Vrata or vow is a (religious) rule (of behavior) observed with determination (for a particular or indefinite period) and it always indicates aversion or abstinence from doing foul or shameful acts or deeds and it reveals inclination or disposition towards doing good or virtuous acts or deeds. Jainism has laid down a number of such vows for actual observance and among them the twelve Vratas or vows are considered very significant both from religious and social point of view. Even among these twelve Vratas or vows, the first five vows are regarded as ‘main vows’ and the remaining seven vows are treated as ‘supplementary vows’.
The five main vratas or vows of Jainas are
- Ahimsa, i.e., to be free from injury
- Satya, i.e., to be free from falsehood
- Asteya, i.e., to be free from theft
- Brahmacharya, i.e., to be free from unchastity
- Aparigraha, i.e., to be free from worldly attachment
If these vratas or vows are very strictly observed they are known as ‘Mahavratas’, i.e., great or full vows and naturally these are meant for the ascetics. Laymen, however, cannot observe the vows so strictly and therefore, they are allowed to practice them so far as their conditions permit. The same vratas or vows when partially observed are termed as ‘Anuvratas’, i.e., small or partial vows.
Again, for the fixing of these five vows in the mind, there, are five kinds of Bhavanas or attendant meditations for each of the vows and every Jaina is expected to think over them again and again.
Further, every Jaina must meditate that the five faults meant to be avoided in these vows are pain personified and are of dangerous and censurable character in this as well as in the next world.
Moreover, every Jaina must meditate upon the following four virtues which are based upon the observance of these five vows :
- Maitri, i.e., Friendship with all living beings
- Pramoda, i.e., Delight at the sight of beings, better qualified or more advanced than ourselves on the path of liberation
- Karuna, i.e., compassion for the afflicted beings
- Madhyastha, i.e., Tolerance or indifference to those who are uncivil or ill-behaved
Along with these five main vows or vratas, there are seven Silavratas or supplementary vows. It has been asserted that just as the encircling walls guard towns, so do supplementary vows protect Anuvratas or small vows. Hence it has been specifically laid down that in order to practice the main vratas or vows, the Silavratas, supplementary vows, also must be practiced by the laity among the Jainas.
The seven Silavratas or supplementary vows are:
- Digvrata, i.e., Taking a lifelong vow to limit his worldly activity to fixed points in all directions
- Desavrata, i.e., Taking a vow to limit the above also for a limited area
- Anarthadanda-vrata, i.e., taking a vow not to commit purposeless sins
- Samayika, i.e., Taking a vow to devote particular time everyday to contemplation of the self for spiritual advancement
- Poshadhopavasa, i.e., Taking a vow to fast on four days of the month, namely, the two 8th and the two 14th days of the lunar fortnight
- Upabhoga-paribhoga-parimana, i.e., Taking a vow every day limiting one’s enjoyment of consumable and non-consumable things
- Atithi-samvibhaga, i.e., Taking a vow to take one’s food only after feeding the ascetics, or, in their absence, the pious householders
Out of these seven Silavratas or supplementary vows, the first three are called Gunavratas, i.e., multiplicative vows, because they do raise the value of the five main vows; and the remaining four vows are called Sikshavratas, i.e., disciplinary vows, because they are preparatory for the discipline of an ascetic life.
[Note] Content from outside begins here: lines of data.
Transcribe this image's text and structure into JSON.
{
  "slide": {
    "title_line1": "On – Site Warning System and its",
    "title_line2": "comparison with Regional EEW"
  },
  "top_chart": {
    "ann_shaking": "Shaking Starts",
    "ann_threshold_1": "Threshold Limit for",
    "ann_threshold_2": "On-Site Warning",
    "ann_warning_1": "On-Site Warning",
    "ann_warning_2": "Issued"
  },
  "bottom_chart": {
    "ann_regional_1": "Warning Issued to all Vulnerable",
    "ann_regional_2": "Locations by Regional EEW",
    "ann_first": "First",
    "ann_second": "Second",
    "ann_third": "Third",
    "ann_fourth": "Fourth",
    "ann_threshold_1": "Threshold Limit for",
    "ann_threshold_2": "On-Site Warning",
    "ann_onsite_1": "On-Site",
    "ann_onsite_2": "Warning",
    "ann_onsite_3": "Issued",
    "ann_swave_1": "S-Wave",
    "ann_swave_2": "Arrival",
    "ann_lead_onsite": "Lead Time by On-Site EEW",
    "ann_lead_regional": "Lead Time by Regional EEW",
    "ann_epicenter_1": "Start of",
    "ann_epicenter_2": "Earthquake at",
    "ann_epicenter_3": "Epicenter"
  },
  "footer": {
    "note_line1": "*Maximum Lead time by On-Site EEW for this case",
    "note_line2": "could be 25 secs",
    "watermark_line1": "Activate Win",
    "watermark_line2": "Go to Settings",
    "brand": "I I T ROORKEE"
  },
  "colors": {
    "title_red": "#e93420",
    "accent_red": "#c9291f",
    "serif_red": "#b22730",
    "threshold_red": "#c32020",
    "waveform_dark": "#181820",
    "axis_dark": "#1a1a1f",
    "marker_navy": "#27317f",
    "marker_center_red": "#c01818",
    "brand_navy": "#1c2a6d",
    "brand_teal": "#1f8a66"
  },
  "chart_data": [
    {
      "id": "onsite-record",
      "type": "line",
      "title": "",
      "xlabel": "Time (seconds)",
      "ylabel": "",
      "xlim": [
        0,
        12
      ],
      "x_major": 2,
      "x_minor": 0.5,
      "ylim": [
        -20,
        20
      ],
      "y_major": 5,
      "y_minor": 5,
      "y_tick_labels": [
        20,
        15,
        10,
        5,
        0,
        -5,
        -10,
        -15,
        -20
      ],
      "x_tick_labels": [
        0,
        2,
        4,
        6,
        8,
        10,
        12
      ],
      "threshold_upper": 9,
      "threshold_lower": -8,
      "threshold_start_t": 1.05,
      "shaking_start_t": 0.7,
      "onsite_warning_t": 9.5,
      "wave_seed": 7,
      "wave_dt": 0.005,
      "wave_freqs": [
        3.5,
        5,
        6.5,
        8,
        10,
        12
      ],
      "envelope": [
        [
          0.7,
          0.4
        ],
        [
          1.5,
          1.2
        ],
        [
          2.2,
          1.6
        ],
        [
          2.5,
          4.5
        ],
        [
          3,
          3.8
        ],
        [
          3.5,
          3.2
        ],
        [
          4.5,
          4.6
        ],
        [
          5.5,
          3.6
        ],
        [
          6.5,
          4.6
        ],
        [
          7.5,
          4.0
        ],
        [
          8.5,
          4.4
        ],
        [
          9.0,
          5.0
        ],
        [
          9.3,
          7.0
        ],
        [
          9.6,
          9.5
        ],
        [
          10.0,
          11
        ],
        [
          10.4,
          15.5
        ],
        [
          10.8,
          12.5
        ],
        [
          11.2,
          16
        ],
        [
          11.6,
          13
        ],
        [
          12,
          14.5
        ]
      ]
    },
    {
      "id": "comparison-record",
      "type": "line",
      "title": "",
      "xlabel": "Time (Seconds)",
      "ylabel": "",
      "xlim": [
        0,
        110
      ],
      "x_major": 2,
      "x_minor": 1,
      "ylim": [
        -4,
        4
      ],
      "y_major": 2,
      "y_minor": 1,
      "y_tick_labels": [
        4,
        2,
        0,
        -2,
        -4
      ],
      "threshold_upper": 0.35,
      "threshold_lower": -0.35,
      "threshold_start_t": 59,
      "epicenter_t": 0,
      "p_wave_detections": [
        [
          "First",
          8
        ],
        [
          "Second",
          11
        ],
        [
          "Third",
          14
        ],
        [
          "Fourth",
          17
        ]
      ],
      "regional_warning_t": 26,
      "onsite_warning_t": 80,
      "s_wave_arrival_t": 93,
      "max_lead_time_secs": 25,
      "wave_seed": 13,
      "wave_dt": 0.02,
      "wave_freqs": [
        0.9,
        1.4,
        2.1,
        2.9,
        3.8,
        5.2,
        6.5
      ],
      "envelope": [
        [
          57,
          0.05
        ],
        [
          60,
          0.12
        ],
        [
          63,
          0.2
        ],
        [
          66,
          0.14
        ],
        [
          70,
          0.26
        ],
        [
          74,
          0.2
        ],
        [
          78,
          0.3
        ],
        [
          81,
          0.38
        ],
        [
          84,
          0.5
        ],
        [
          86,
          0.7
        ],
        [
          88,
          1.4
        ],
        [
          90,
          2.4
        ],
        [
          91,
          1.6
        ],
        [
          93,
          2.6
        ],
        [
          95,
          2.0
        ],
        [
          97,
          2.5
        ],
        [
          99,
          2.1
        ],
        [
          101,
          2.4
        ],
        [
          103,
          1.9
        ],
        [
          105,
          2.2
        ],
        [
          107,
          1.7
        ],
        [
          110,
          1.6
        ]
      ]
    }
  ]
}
Thus
- the five Anuvratas
- the three Gunavratas
- the four Sikshavratas
constitute the twelve vows of a layman. Further, it has been specially laid down that there are five aticharas, i.e., defects or partial transgressions for each of these twelve vratas or vows and that these aticharas have also to be avoided by the observers of these vows.
In addition to the above twelve vratas or vows, a Jaina layman is expected to practice in the last moment of his life the process of Sallekhana, or peaceful death. Sallekhana is described as the giving up of the body on the arrival of unavoidable calamity, distress, old age and disease, with a view to increase spiritual merit. This Sallekhana is added to act as an extra vow to the existing twelve vows of a householder. Like other vows, Sallekhana has also got five aticharas, i.e., partial transgressions which are to be avoided by a householder.
Further Jainism has laid down certain gunas or virtues which have to be assiduously (carefully) cultivated by the householders. The observance of the five anuvratas, i.e., small vows, and refraining from the use of three ‘makaras’, i.e., ‘m’s viz., ‘madya’, i.e., wine, ‘Mansa’, i.e., flesh and ‘madhu’, i.e., honey, are regarded as ‘ashta-mulagunas’, i.e., the eight basic or primary virtues of a householder. For minimizing injury to living beings, complete abstinence of wine, flesh and honey is advocated and every householder must necessarily possess these eight fundamental virtues.